The question was not whether there would be an accident. It was how. It was on whether there would be a survivor. The lorry boys doubted if there could be; they jumped off. Soon, I was alone on the planks. On and on, the lorry sped and with it myself, the driver, and my father in front with him. With a deafening sound, it crashed heavily on its side on the hot tarmac. On landing, the 200 planks flew across the road and far into the valley on the other side.

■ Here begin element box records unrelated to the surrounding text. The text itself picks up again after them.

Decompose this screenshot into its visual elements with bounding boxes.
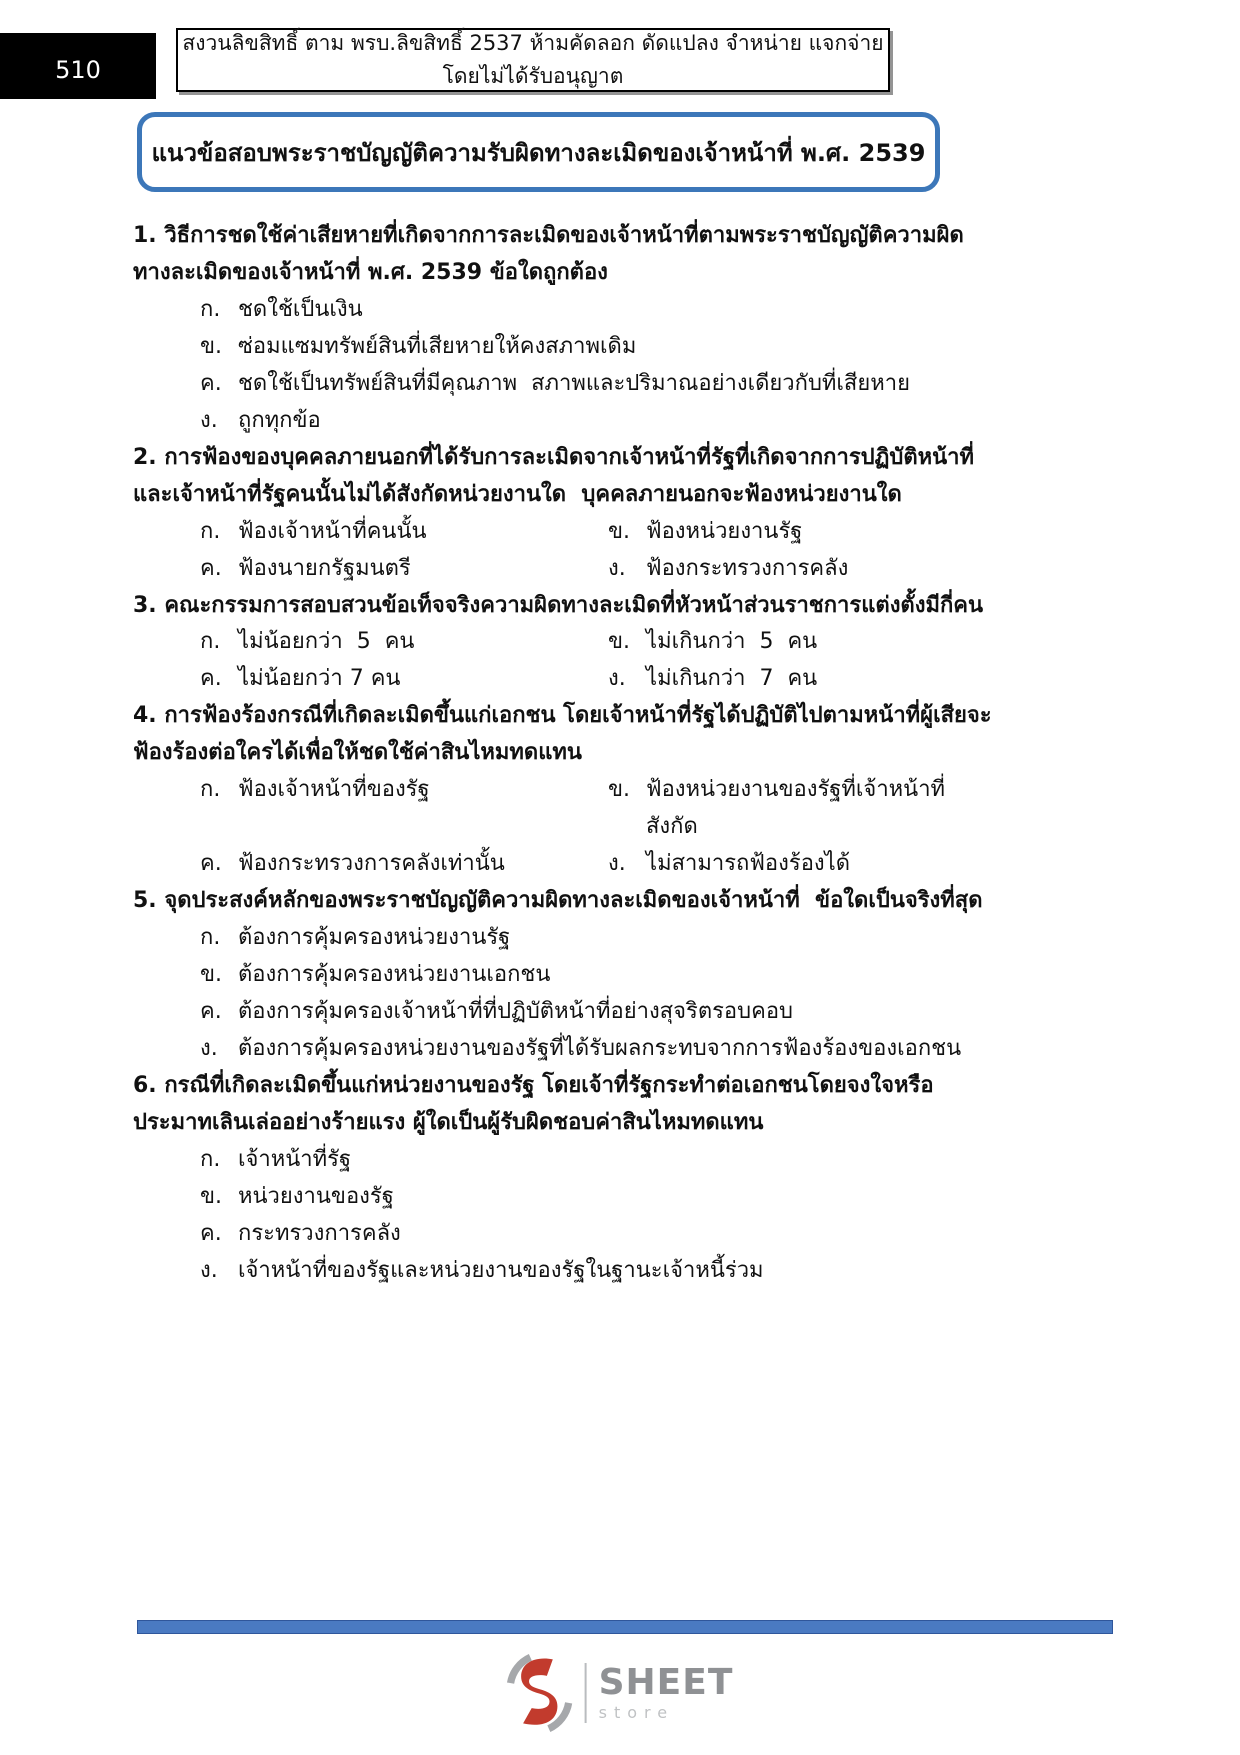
choice-text: ฟ้องเจ้าหน้าที่ของรัฐ — [238, 777, 430, 803]
choice — [563, 624, 993, 661]
choice-label: ค. — [200, 1220, 222, 1246]
choice-label: ข. — [608, 777, 631, 803]
question-block — [133, 218, 993, 440]
choice-label: ง. — [608, 851, 626, 877]
choice-text: ฟ้องกระทรวงการคลัง — [646, 555, 849, 581]
choice-label: ค. — [200, 999, 222, 1025]
question-text — [133, 883, 993, 920]
choice — [563, 772, 993, 846]
choice-text: ไม่เกินกว่า 5 คน — [646, 629, 818, 655]
question-block — [133, 440, 993, 588]
sheet-store-s-icon — [507, 1652, 573, 1734]
choice-label: ข. — [608, 629, 631, 655]
choice — [133, 624, 563, 661]
choice-label: ค. — [200, 555, 222, 581]
choice — [563, 661, 993, 698]
choice-text: ต้องการคุ้มครองหน่วยงานรัฐ — [238, 925, 511, 951]
choice-label: ง. — [608, 666, 626, 692]
logo-divider — [585, 1663, 587, 1723]
choice-text: ต้องการคุ้มครองหน่วยงานเอกชน — [238, 962, 551, 988]
choice-text: ฟ้องนายกรัฐมนตรี — [238, 555, 411, 581]
choice — [133, 514, 563, 551]
choice-label: ข. — [200, 1183, 223, 1209]
choice-text: ฟ้องเจ้าหน้าที่คนนั้น — [238, 518, 427, 544]
choice-text: ไม่น้อยกว่า 5 คน — [238, 629, 415, 655]
question-text — [133, 588, 993, 625]
page-number-box — [0, 33, 156, 99]
choice — [133, 1253, 993, 1290]
question-text — [133, 218, 993, 292]
question-text — [133, 440, 993, 514]
choice-label: ก. — [200, 777, 221, 803]
choice-text: เจ้าหน้าที่รัฐ — [238, 1146, 352, 1172]
choices — [133, 920, 993, 1068]
choice — [563, 846, 993, 883]
copyright-notice: สงวนลิขสิทธิ์ ตาม พรบ.ลิขสิทธิ์ 2537 ห้ามคัดลอก ดัดแปลง จำหน่าย แจกจ่าย โดยไม่ได้รับอนุญาต — [182, 31, 884, 88]
choices — [133, 1142, 993, 1290]
choice — [133, 366, 993, 403]
choice-label: ข. — [200, 333, 223, 359]
choice-text: ฟ้องหน่วยงานรัฐ — [646, 518, 803, 544]
choice-text: ไม่เกินกว่า 7 คน — [646, 666, 818, 692]
choice — [563, 514, 993, 551]
choice-text: หน่วยงานของรัฐ — [238, 1183, 394, 1209]
choice-label: ก. — [200, 1146, 221, 1172]
choice-text: ไม่น้อยกว่า 7 คน — [238, 666, 401, 692]
question-body: กรณีที่เกิดละเมิดขึ้นแก่หน่วยงานของรัฐ โดยเจ้าที่รัฐกระทำต่อเอกชนโดยจงใจหรือประมาทเลินเล่ออย่างร้ายแรง ผู้ใดเป็นผู้รับผิดชอบค่าสินไหมทดแทน — [133, 1072, 934, 1135]
copyright-notice-box — [176, 28, 890, 92]
question-body: การฟ้องร้องกรณีที่เกิดละเมิดขึ้นแก่เอกชน โดยเจ้าหน้าที่รัฐได้ปฏิบัติไปตามหน้าที่ผู้เสียจะฟ้องร้องต่อใครได้เพื่อให้ชดใช้ค่าสินไหมทดแทน — [133, 703, 992, 766]
choice-text: ชดใช้เป็นทรัพย์สินที่มีคุณภาพ สภาพและปริมาณอย่างเดียวกับที่เสียหาย — [238, 370, 910, 396]
choice — [133, 1179, 993, 1216]
choice-text: ต้องการคุ้มครองเจ้าหน้าที่ที่ปฏิบัติหน้าที่อย่างสุจริตรอบคอบ — [238, 999, 793, 1025]
choice-label: ข. — [200, 962, 223, 988]
question-number: 1. — [133, 223, 165, 248]
choice-label: ก. — [200, 629, 221, 655]
choice-label: ง. — [200, 407, 218, 433]
choice — [133, 957, 993, 994]
choice — [133, 329, 993, 366]
choice — [133, 551, 563, 588]
question-body: จุดประสงค์หลักของพระราชบัญญัติความผิดทางละเมิดของเจ้าหน้าที่ ข้อใดเป็นจริงที่สุด — [164, 888, 983, 914]
choice-text: ซ่อมแซมทรัพย์สินที่เสียหายให้คงสภาพเดิม — [238, 333, 637, 359]
logo-subtitle: store — [598, 1703, 675, 1722]
question-block — [133, 883, 993, 1068]
choice — [133, 772, 563, 846]
choice — [133, 661, 563, 698]
choice-label: ข. — [608, 518, 631, 544]
choice — [133, 994, 993, 1031]
choices — [133, 772, 993, 883]
logo-text — [598, 1662, 734, 1722]
exam-title-box — [137, 112, 940, 192]
question-block — [133, 588, 993, 699]
choice — [133, 1031, 993, 1068]
choice-text: ไม่สามารถฟ้องร้องได้ — [646, 851, 850, 877]
question-number: 4. — [133, 703, 165, 729]
choice — [133, 846, 563, 883]
choice — [133, 292, 993, 329]
choice-label: ก. — [200, 518, 221, 544]
question-number: 5. — [133, 888, 165, 914]
question-number: 2. — [133, 444, 165, 470]
question-text — [133, 1068, 993, 1142]
choice-label: ค. — [200, 851, 222, 877]
choice-label: ง. — [200, 1035, 218, 1061]
choice — [133, 1216, 993, 1253]
choice-text: ชดใช้เป็นเงิน — [238, 296, 363, 322]
choice-text: กระทรวงการคลัง — [238, 1220, 401, 1246]
choice-text: ฟ้องหน่วยงานของรัฐที่เจ้าหน้าที่สังกัด — [646, 777, 946, 840]
choice-label: ง. — [200, 1257, 218, 1283]
question-body: คณะกรรมการสอบสวนข้อเท็จจริงความผิดทางละเมิดที่หัวหน้าส่วนราชการแต่งตั้งมีกี่คน — [164, 592, 984, 618]
choice — [133, 1142, 993, 1179]
question-text — [133, 698, 993, 772]
sheet-store-logo — [507, 1652, 734, 1734]
exam-title: แนวข้อสอบพระราชบัญญัติความรับผิดทางละเมิดของเจ้าหน้าที่ พ.ศ. 2539 — [151, 138, 926, 167]
choice-label: ก. — [200, 296, 221, 322]
page-number: 510 — [55, 56, 101, 84]
choice-label: ง. — [608, 555, 626, 581]
question-body: การฟ้องของบุคคลภายนอกที่ได้รับการละเมิดจากเจ้าหน้าที่รัฐที่เกิดจากการปฏิบัติหน้าที่และเจ้าหน้าที่รัฐคนนั้นไม่ได้สังกัดหน่วยงานใด บุคคลภายนอกจะฟ้องหน่วยงานใด — [133, 444, 975, 507]
question-number: 3. — [133, 592, 165, 618]
choices — [133, 514, 993, 588]
choices — [133, 624, 993, 698]
question-block — [133, 1068, 993, 1290]
choice-label: ค. — [200, 666, 222, 692]
questions-list — [133, 218, 993, 1290]
question-number: 6. — [133, 1072, 165, 1098]
choice-text: ต้องการคุ้มครองหน่วยงานของรัฐที่ได้รับผลกระทบจากการฟ้องร้องของเอกชน — [238, 1035, 962, 1061]
question-body: วิธีการชดใช้ค่าเสียหายที่เกิดจากการละเมิดของเจ้าหน้าที่ตามพระราชบัญญัติความผิดทางละเมิดของเจ้าหน้าที่ พ.ศ. 2539 ข้อใดถูกต้อง — [133, 223, 964, 285]
choice-text: ถูกทุกข้อ — [238, 407, 321, 433]
choices — [133, 292, 993, 440]
logo-title: SHEET — [598, 1662, 734, 1703]
choice — [133, 403, 993, 440]
choice-text: เจ้าหน้าที่ของรัฐและหน่วยงานของรัฐในฐานะเจ้าหนี้ร่วม — [238, 1257, 764, 1283]
footer-divider — [137, 1620, 1113, 1634]
choice — [563, 551, 993, 588]
question-block — [133, 698, 993, 883]
choice-text: ฟ้องกระทรวงการคลังเท่านั้น — [238, 851, 505, 877]
choice — [133, 920, 993, 957]
choice-label: ก. — [200, 925, 221, 951]
choice-label: ค. — [200, 370, 222, 396]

I had been catapulted from the top of the lorry along with the planks. Father hurried out to look for me; seeing me, he burst into tears; the blood and my position told him I could not have survived. Others arrived and calmed him down. Together, they removed all the planks. It was then that we all discovered the secret of my survival – the large spare Tyre next to which I had sat on the planks in the lorry. When disaster struck, the spare Tyre and I were flung out together, landing us as neighbors on the tarmac. The planks raining down fell on the Tyre, creating a cave for me, thus harboring me from the tragedy. The planks found the spare Tyre but missed me. It was pure luck, an act only God could understand. I was carried into another lorry which stopped soon afterwards. Wesley Guild Hospital was still far away. The passenger lorry was slow but although my pains cried for immediate treatment, I was not very anxious to see the driver speeding away like the first. My thoughts were on how death had narrowly missed me.